Rahlves, the 32-year-old veteran from Truckee, Calif., was as pleased as any ski racer could be to earn a silver medal in championship competition. But there was a wistful tone in his voice as he later described how he had always been the No. 2 to Austria's Stephan Eberharter, who retired at the end of last season.

"I always wanted to be the best downhiller in the world," said Rahlves. "But now I'm No. 2 to Bode."

Three days later, Mancuso was back on the podium with a bronze medal in the giant slalom, somewhat of a surprise that mitigated the disappointment at Lindsey Kildow's downhill race that Monday.

Despite her youth -- she'll turn 21 in October -- much was expected from Kildow at the championships because she had six podiums this year to become the US women's dominant racer. At a loss to explain her ninth- and two fourth-place finishes, and feeling the full weight of her failure to medal, Kildow said in resignation: "I thought this would be my year. I guess next year will have to be."

The next surprise medal came Feb. 9 when Rahlves took a bronze in the giant slalom -- his best finish in the discipline. Afterward, with his GS dialed in, he said he might consider making a run at the overall World Cup next year.

Despite two golds in Bormio, Miller remains something of an enigma. He has a kind of free-floating dissatisfaction, which erupts with regularity and has a disquieting effect on the team, especially its younger members.

Miller is clearly the greatest US skier of his generation -- and could someday lay claim to history. If his numbers keep improving, it will clearly be "Move over, Phil Mahre" time.

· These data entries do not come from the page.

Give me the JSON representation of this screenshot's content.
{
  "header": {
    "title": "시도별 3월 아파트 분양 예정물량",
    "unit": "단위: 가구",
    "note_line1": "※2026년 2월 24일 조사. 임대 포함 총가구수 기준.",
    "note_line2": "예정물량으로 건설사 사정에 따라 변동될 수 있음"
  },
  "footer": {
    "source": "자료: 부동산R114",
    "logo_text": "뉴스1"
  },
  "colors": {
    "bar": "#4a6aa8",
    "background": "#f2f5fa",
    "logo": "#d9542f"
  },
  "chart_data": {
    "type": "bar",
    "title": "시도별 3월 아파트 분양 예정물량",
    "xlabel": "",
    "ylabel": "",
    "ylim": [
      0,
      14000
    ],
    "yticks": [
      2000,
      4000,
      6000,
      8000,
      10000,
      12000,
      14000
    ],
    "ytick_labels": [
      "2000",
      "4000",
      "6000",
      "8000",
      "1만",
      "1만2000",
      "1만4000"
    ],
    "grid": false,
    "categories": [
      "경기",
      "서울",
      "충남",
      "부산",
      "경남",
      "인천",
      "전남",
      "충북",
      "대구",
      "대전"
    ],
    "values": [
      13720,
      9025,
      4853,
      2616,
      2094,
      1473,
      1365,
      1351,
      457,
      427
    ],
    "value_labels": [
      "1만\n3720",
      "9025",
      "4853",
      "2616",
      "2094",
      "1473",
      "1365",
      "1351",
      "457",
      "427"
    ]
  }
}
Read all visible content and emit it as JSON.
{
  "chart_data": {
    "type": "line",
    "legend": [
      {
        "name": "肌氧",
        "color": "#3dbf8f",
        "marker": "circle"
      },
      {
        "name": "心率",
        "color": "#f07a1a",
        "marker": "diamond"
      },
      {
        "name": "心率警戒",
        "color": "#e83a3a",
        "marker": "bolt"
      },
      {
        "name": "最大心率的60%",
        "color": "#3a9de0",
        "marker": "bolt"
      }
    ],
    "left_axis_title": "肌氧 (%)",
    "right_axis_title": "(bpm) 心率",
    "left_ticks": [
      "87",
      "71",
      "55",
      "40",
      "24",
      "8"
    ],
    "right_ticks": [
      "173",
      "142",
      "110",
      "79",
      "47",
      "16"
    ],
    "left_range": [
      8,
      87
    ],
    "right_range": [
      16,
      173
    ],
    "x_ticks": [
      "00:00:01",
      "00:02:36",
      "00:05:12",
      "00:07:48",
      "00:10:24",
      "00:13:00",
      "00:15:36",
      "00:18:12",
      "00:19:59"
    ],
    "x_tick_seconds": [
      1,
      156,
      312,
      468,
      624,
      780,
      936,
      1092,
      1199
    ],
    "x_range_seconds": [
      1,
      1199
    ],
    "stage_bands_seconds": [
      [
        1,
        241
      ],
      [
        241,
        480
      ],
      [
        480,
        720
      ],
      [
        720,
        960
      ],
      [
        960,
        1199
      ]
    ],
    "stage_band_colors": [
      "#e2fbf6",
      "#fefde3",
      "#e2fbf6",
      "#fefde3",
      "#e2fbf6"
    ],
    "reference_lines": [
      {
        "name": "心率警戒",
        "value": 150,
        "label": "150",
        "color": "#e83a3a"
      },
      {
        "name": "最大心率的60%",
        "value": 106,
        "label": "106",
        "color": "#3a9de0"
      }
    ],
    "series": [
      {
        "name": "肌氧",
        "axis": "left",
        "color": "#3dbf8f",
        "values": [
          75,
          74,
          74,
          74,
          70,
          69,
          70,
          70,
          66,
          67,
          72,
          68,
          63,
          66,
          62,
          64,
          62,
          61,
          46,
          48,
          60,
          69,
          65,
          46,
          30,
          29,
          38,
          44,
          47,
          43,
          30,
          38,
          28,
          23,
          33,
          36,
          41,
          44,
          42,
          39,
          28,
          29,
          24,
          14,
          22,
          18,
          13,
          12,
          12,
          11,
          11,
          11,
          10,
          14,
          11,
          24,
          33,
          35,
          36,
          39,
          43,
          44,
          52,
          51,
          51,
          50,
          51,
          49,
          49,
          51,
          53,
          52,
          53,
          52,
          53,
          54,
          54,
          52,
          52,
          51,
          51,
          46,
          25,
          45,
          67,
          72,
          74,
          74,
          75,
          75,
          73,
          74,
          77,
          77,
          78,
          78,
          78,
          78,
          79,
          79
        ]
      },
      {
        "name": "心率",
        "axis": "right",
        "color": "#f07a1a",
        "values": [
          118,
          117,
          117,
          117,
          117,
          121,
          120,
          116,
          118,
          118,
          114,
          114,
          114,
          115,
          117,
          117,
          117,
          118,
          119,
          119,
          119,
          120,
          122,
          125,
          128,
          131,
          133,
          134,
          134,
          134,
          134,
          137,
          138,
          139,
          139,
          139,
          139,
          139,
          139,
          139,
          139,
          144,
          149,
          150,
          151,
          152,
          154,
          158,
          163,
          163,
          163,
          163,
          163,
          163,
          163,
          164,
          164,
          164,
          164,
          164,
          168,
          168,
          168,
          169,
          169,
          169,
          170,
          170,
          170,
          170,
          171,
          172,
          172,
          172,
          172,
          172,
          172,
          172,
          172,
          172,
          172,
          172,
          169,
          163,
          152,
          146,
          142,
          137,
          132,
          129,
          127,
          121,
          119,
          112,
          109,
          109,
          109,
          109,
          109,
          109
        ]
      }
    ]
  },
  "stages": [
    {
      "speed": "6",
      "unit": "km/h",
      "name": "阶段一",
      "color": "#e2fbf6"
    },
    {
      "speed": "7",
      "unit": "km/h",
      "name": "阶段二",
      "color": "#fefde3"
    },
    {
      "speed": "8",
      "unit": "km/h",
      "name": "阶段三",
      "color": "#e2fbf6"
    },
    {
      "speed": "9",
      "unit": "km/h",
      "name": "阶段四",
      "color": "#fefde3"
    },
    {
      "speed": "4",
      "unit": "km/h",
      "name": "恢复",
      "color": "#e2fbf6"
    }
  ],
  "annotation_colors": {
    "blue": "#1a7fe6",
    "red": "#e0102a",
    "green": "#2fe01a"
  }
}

In terms of championship skiing -- with five medals in his case -- he has already surpassed Mahre, who retired after his Olympic gold medal in 1984.

But where US Ski Team head coach Phil McNichol and Miller don't see eye to eye is in strategy. Miller, whose unorthodox style of skiing straight at gates, then demanding his skis to do almost unnatural contortions to make power turns, sees strategy as wimpish.

The great perception is that he swings for the fences every time at bat, which includes all World Cup races -- speed and technical. In terms of Miller's stated aim of winning the overall World Cup title this year (he leads Austria's Ben Raich 1,093 points to 998), McNichol is convinced he could win it easily if he skied more strategically -- finishing to accumulate points rather than trying to blow the doors off the rest of the world.

"Of course he could win the overall," says McNichol. "Could he make it easier for himself by laying back a little bit and finishing more races? Of course he could."

To Miller, such strategy is anathema to the way he has skied since flying down the icy steeps of Cannon as a 12-year-old. He won't hear such talk, and the final race of the championships was a case in point.

Skiing in the final heat of the Nations Team slalom, Miller took a straight line into the first gate on the course. He missed it and was disqualified, drawing a 9-point deduction for the US team. Had Miller, who had won the Team super-G, finished anywhere in the top eight, the US would have been on the podium, rather than finishing fourth.

Since Mancuso and Kildow flamed out in 9-point disqualifications, it may be unfair to stick the entire blame on Miller, but, as McNichol would say to ears unwilling to listen: "Yuh, he's the greatest. But he could win even more if he didn't make it so hard on himself."